Now that the code was written (and compiled) I started putting it all together, after ordering all sorts of weird and wonderful components from Ebay such as 2N3904 NPN TO-92 transistors, 20 way IDC sockets and various OHMs of resistors the first demo was uploaded to YouTube in September of 2011:

Things were put on to the backburner for a while as the entire team at DataSift were gearing up for the full launch of the platform on the 16th November and there wasn't any time for playing with finicky micro-electronics and annoying ARM vs x86 issues because we were building a platform that compared to this little 250Mhz ARM CPU has over 936 2.8Ghz cores; http://highscalability.com/blog/2011/11/29/datasift-architecture-realtime-datamining-at-120000-tweets-p.html

Once things had calmed down I returned to the project and started with the external housing. I chose an aluminium cylinder 120mm wide and 1000mm tall with the intention of drilling a series of holes in the front through which the LEDs would shine;

In total I drilled through 315 mm's of aluminium! A quick light test using 3x 10000 mcd red LEDs pointing upwards looks quite nice;

Since the aluminium is simple industrial grade stuff it already had some serious scratches so I wanted to try and soften them but opted not to polish it as it would appear too 'cold' especially with the blue LEDs. I instead chose to try and brush the aluminium. A quick Google search will show that this is not exactly an easy task so I set about creating a tool of awesome.

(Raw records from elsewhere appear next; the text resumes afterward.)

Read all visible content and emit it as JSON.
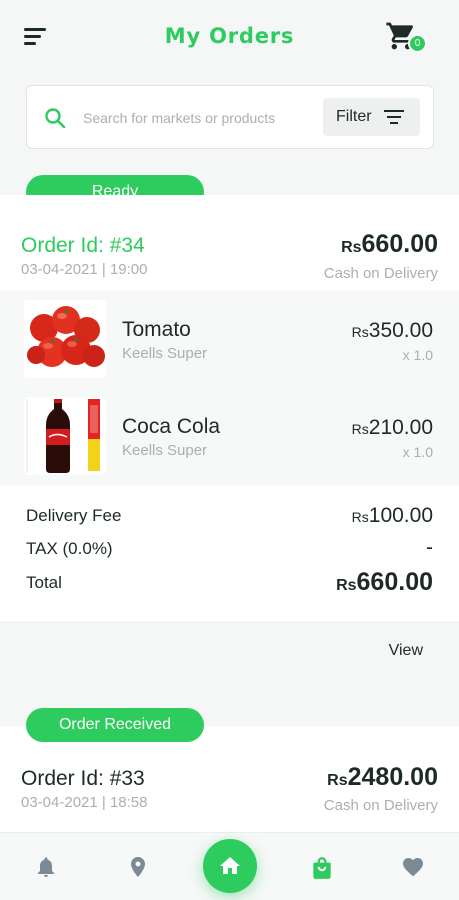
{
  "header": {
    "title": "My Orders",
    "cart_count": "0"
  },
  "search": {
    "placeholder": "Search for markets or products",
    "filter_label": "Filter"
  },
  "orders": [
    {
      "status": "Ready",
      "order_id": "Order Id: #34",
      "date": "03-04-2021 | 19:00",
      "currency": "Rs",
      "total": "660.00",
      "payment": "Cash on Delivery",
      "items": [
        {
          "name": "Tomato",
          "market": "Keells Super",
          "currency": "Rs",
          "price": "350.00",
          "qty": "x 1.0",
          "image": "tomato-image"
        },
        {
          "name": "Coca Cola",
          "market": "Keells Super",
          "currency": "Rs",
          "price": "210.00",
          "qty": "x 1.0",
          "image": "coca-cola-image"
        }
      ],
      "summary": {
        "delivery_label": "Delivery Fee",
        "delivery_currency": "Rs",
        "delivery_value": "100.00",
        "tax_label": "TAX (0.0%)",
        "tax_value": "-",
        "total_label": "Total",
        "total_currency": "Rs",
        "total_value": "660.00"
      },
      "view_label": "View"
    },
    {
      "status": "Order Received",
      "order_id": "Order Id: #33",
      "date": "03-04-2021 | 18:58",
      "currency": "Rs",
      "total": "2480.00",
      "payment": "Cash on Delivery"
    }
  ],
  "bottom_nav": {
    "icons": [
      "bell-icon",
      "location-pin-icon",
      "home-icon",
      "shopping-bag-icon",
      "heart-icon"
    ]
  },
  "colors": {
    "accent": "#2ecc5f",
    "text": "#1d2a26",
    "muted": "#a9b0ae",
    "nav_icon": "#7c8a96"
  }
}
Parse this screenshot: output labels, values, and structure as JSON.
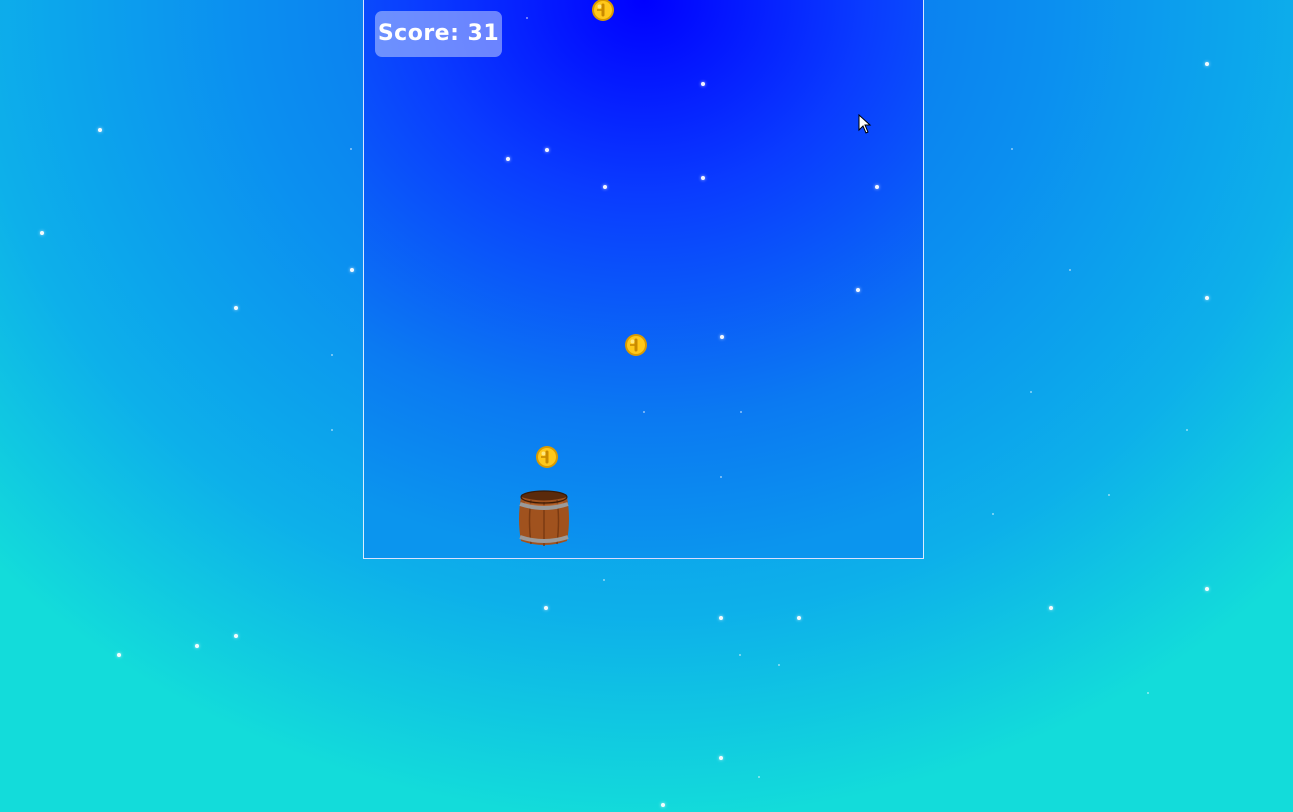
{
  "hud": {
    "score_label": "Score: 31",
    "score": 31
  },
  "sprites": {
    "coin_icon": "gold-coin-icon",
    "coins_visible": 3,
    "player_icon": "wooden-barrel-icon",
    "cursor_icon": "mouse-pointer-icon"
  },
  "colors": {
    "sky_top": "#0000ff",
    "sky_bottom": "#0b95ee",
    "outer_top": "#0a66f0",
    "outer_bottom": "#13dcda",
    "coin_gold": "#f2b400",
    "barrel_wood": "#a0521e",
    "barrel_band": "#9a9a9a"
  }
}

Using the oven (don't tell @AnimalFuzzyHead !) and some thermosetting acrylic I made a sandpaper tool that was moulded to the shape of the cylinder therefore (hopefully) keeping the brush marks straight;

I think it worked out OK:

Some final touches were to add some foam to the back of the clear acrlic and hot glue the power / signal leads for the LEDs to anchor them to prevent any strain during transport.

Final testing before sealing the unit up with some frosted acrylic caps on each end;

Final Device:

I'm neither an artist, a programmer or a DIY materials man so if someone can make something that turns a DataSift stream into a tangible visualisation (or anything really) I'd love to hear about it / put in our DataSift Devices corner and tell the world about it!